I am not expecting for my partner to be my “mother, father, brother, sister” as my aunties would say. I want someone who sees what I am doing and thinks, “you know what, I can add to that, POSITIVELY” and vice versa. In 2016, I stopped praying for a partner. Nothing was happening and I was getting discouraged. But there is still that part of me that longs for something like that. Yes, I can do bad all by myself, but sometimes you want someone that can do that with you, ya know. So, here’s to being open to love in 2018. I am NERVOUS. Good lordt. But here’s to taking a leap of faith.
Increase my credit score. I am on a mission to get my credit score to a level that allows me to *ahem* live my best life. Which means being strict on my spending habits. Which is going to be hard. But it’s not at all impossible so here’s to living our best stress free financially fiscal lives! I’m going to be checking my credit score once a week (seems obsessive but a lot can happen in a week).
Save. You all already know the deal. I want to have a robust savings account by the end of the year. There have been so many minor emergencies that happened in 2017 that would have been less stressful if I had substantial savings. I’ve learned my lesson(s) and I am ready. I’m actually thinking of hiring a financial planner. Someone who is actually skilled in this area. But we’ll see if my finances actually allow that.
Travel. I include this under financial goals because it requires a nice chunk of money. I have been saying that 2018 is the year of travel for me and I believe that words hold a lot of power. So, by God’s grace, I will be galavanting across the globe with those that I love (perhaps a bae-cation even?? haha).
This was long, and if you made it to the end, kudos to you! If you skipped some and read others, I’ve giving you a high five. Either way, you took the time out to read this post and for that I am grateful and thankful. Here’s to a better 2018. Here’s to living our best lives!
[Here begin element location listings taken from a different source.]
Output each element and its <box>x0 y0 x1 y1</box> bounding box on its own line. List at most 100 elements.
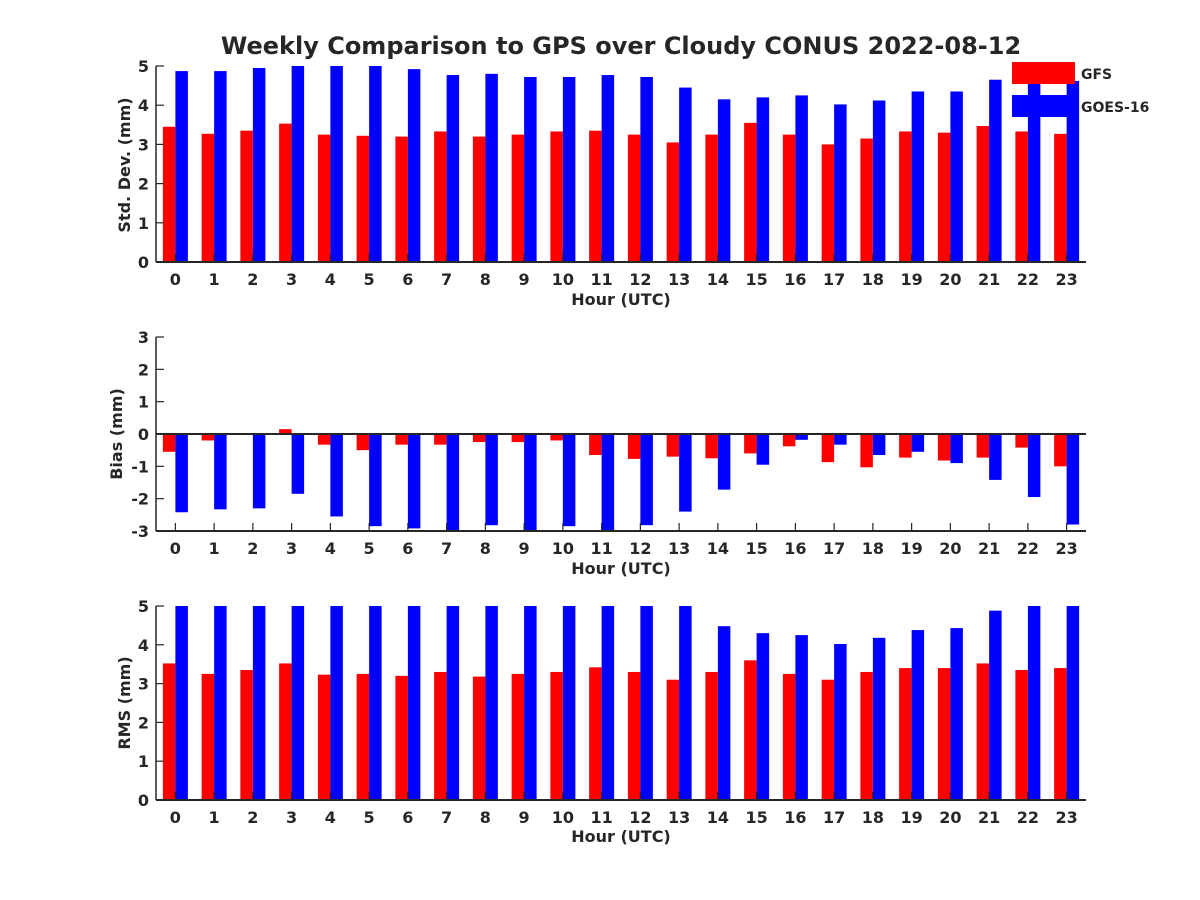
bias-ytick-label: 3 <box>138 328 149 347</box>
bias-bar-gfs-11 <box>589 434 602 456</box>
rms-bar-goes16-0 <box>175 606 188 800</box>
std-dev-bar-goes16-14 <box>717 99 731 262</box>
rms-bar-gfs-15 <box>744 660 757 800</box>
std-dev-bar-gfs-5 <box>356 135 370 262</box>
bias-xtick-label: 1 <box>209 539 220 558</box>
bias-ytick-label: 0 <box>138 425 149 444</box>
bias-xtick-label: 18 <box>862 539 884 558</box>
rms-xtick-label: 13 <box>668 808 690 827</box>
std-dev-xtick-label: 7 <box>441 270 452 289</box>
bias-bar-gfs-22 <box>1015 434 1028 448</box>
bias-bar-goes16-21 <box>989 434 1002 480</box>
std-dev-bars <box>162 66 1080 263</box>
rms-bar-gfs-17 <box>821 679 835 800</box>
std-dev-xtick-label: 1 <box>209 270 220 289</box>
bias-bar-gfs-16 <box>782 434 796 447</box>
bias-xtick-label: 22 <box>1017 539 1039 558</box>
rms-bar-goes16-18 <box>872 637 886 800</box>
bias-bars <box>162 429 1080 531</box>
std-dev-bar-gfs-16 <box>782 134 796 262</box>
std-dev-ytick-label: 1 <box>138 214 149 233</box>
std-dev-bar-goes16-21 <box>989 79 1002 262</box>
rms-bar-goes16-23 <box>1066 606 1080 800</box>
std-dev-bar-goes16-11 <box>601 75 615 263</box>
bias-bar-goes16-3 <box>291 434 305 494</box>
rms-bars <box>162 606 1080 800</box>
bias-bar-goes16-12 <box>640 434 653 526</box>
rms-bar-goes16-4 <box>330 606 343 800</box>
bias-xtick-label: 10 <box>552 539 574 558</box>
bias-ylabel: Bias (mm) <box>107 388 126 480</box>
bias-bar-goes16-17 <box>834 434 847 445</box>
std-dev-ytick-label: 5 <box>138 57 149 76</box>
std-dev-xtick-label: 6 <box>402 270 413 289</box>
bias-bar-goes16-13 <box>679 434 692 512</box>
rms-bar-gfs-21 <box>976 663 990 800</box>
bias-bar-goes16-10 <box>562 434 576 527</box>
chart-title: Weekly Comparison to GPS over Cloudy CON… <box>221 32 1021 60</box>
rms-bar-goes16-22 <box>1027 606 1041 800</box>
std-dev-xtick-label: 9 <box>519 270 530 289</box>
rms-bar-gfs-12 <box>627 671 641 800</box>
std-dev-bar-goes16-18 <box>872 100 886 262</box>
bias-xtick-label: 16 <box>784 539 806 558</box>
rms-bar-goes16-7 <box>446 606 460 800</box>
std-dev-bar-goes16-8 <box>485 73 498 262</box>
rms-xtick-label: 8 <box>480 808 491 827</box>
rms-bar-goes16-19 <box>911 630 925 800</box>
std-dev-bar-goes16-22 <box>1027 76 1041 262</box>
rms-bar-gfs-16 <box>782 673 796 800</box>
std-dev-bar-gfs-9 <box>511 134 525 262</box>
rms-xtick-label: 0 <box>170 808 181 827</box>
bias-bar-goes16-19 <box>911 434 925 452</box>
bias-bar-goes16-2 <box>252 434 266 509</box>
bias-bar-gfs-23 <box>1054 434 1067 467</box>
std-dev-xtick-label: 13 <box>668 270 690 289</box>
bias-xtick-label: 23 <box>1055 539 1077 558</box>
std-dev-bar-gfs-23 <box>1054 133 1067 262</box>
rms-bar-goes16-9 <box>524 606 537 800</box>
std-dev-xtick-label: 4 <box>325 270 336 289</box>
rms-bar-gfs-8 <box>472 676 486 800</box>
rms-bar-goes16-6 <box>407 606 421 800</box>
std-dev-bar-goes16-23 <box>1066 80 1080 262</box>
rms-bar-gfs-3 <box>279 663 292 800</box>
bias-bar-goes16-14 <box>717 434 731 490</box>
std-dev-bar-gfs-4 <box>317 134 331 262</box>
std-dev-bar-goes16-17 <box>834 104 847 262</box>
std-dev-xtick-label: 17 <box>823 270 845 289</box>
bias-bar-gfs-1 <box>201 434 215 441</box>
rms-xtick-label: 7 <box>441 808 452 827</box>
rms-bar-goes16-2 <box>252 606 266 800</box>
bias-bar-gfs-17 <box>821 434 835 463</box>
bias-bar-goes16-9 <box>524 434 537 531</box>
bias-bar-goes16-0 <box>175 434 188 513</box>
rms-bar-gfs-7 <box>434 671 447 800</box>
bias-xtick-label: 3 <box>286 539 297 558</box>
bias-bar-gfs-19 <box>899 434 912 458</box>
rms-bar-gfs-11 <box>589 667 602 800</box>
std-dev-bar-goes16-9 <box>524 76 537 262</box>
bias-bar-gfs-20 <box>937 434 951 461</box>
rms-xtick-label: 20 <box>939 808 961 827</box>
rms-xtick-label: 12 <box>629 808 651 827</box>
bias-bar-goes16-7 <box>446 434 460 531</box>
std-dev-bar-goes16-7 <box>446 75 460 263</box>
rms-bar-gfs-13 <box>666 679 680 800</box>
bias-xtick-label: 8 <box>480 539 491 558</box>
rms-ytick-label: 1 <box>138 752 149 771</box>
rms-xtick-label: 19 <box>900 808 922 827</box>
std-dev-bar-gfs-0 <box>162 126 176 262</box>
std-dev-bar-gfs-7 <box>434 131 447 262</box>
bias-bar-gfs-6 <box>395 434 408 445</box>
bias-bar-goes16-23 <box>1066 434 1080 525</box>
std-dev-xtick-label: 5 <box>364 270 375 289</box>
std-dev-bar-gfs-6 <box>395 136 408 262</box>
bias-bar-gfs-8 <box>472 434 486 443</box>
bias-bar-gfs-18 <box>860 434 873 468</box>
std-dev-bar-gfs-18 <box>860 138 873 262</box>
bias-ytick-label: 2 <box>138 360 149 379</box>
std-dev-bar-gfs-22 <box>1015 131 1028 262</box>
H&M Sweater Dress | Zara Velvet OTK Boots
Until next year…
All Photography by Kristen Ashley
Vincent Desmond | 12th Jan 18
Firsrt off I love your Sweater dress, secondly I’m Nigerian so I understand the inability to go see a therapist even when it is needed. Thirdly 5 posts weekly will be so coooll.
Hope you have a great year
vincentdesmond.com
thedailyseyi | 16th Jan 18
Thanks so much Vincent! I hope the same for you!! Appreciate you always showing support!
prettyshynerd | 29th Dec 17
I’m really with you on some of this concerning therapy, spiritual growth, working out and being financially accountable. I wish you the best girl ❤. God’s grace in 2018.
xokestrel | 29th Dec 17
Cosigning therapy, starting my day with God and getting that credit score all the way together! I hope 2018 brings you all the desires of your heart!
Joy | 29th Dec 17
Love this! Here’s to living and loving your best life in 2018!
Briana | 29th Dec 17
I absolutely love you girl!!! Live your best life in 2018.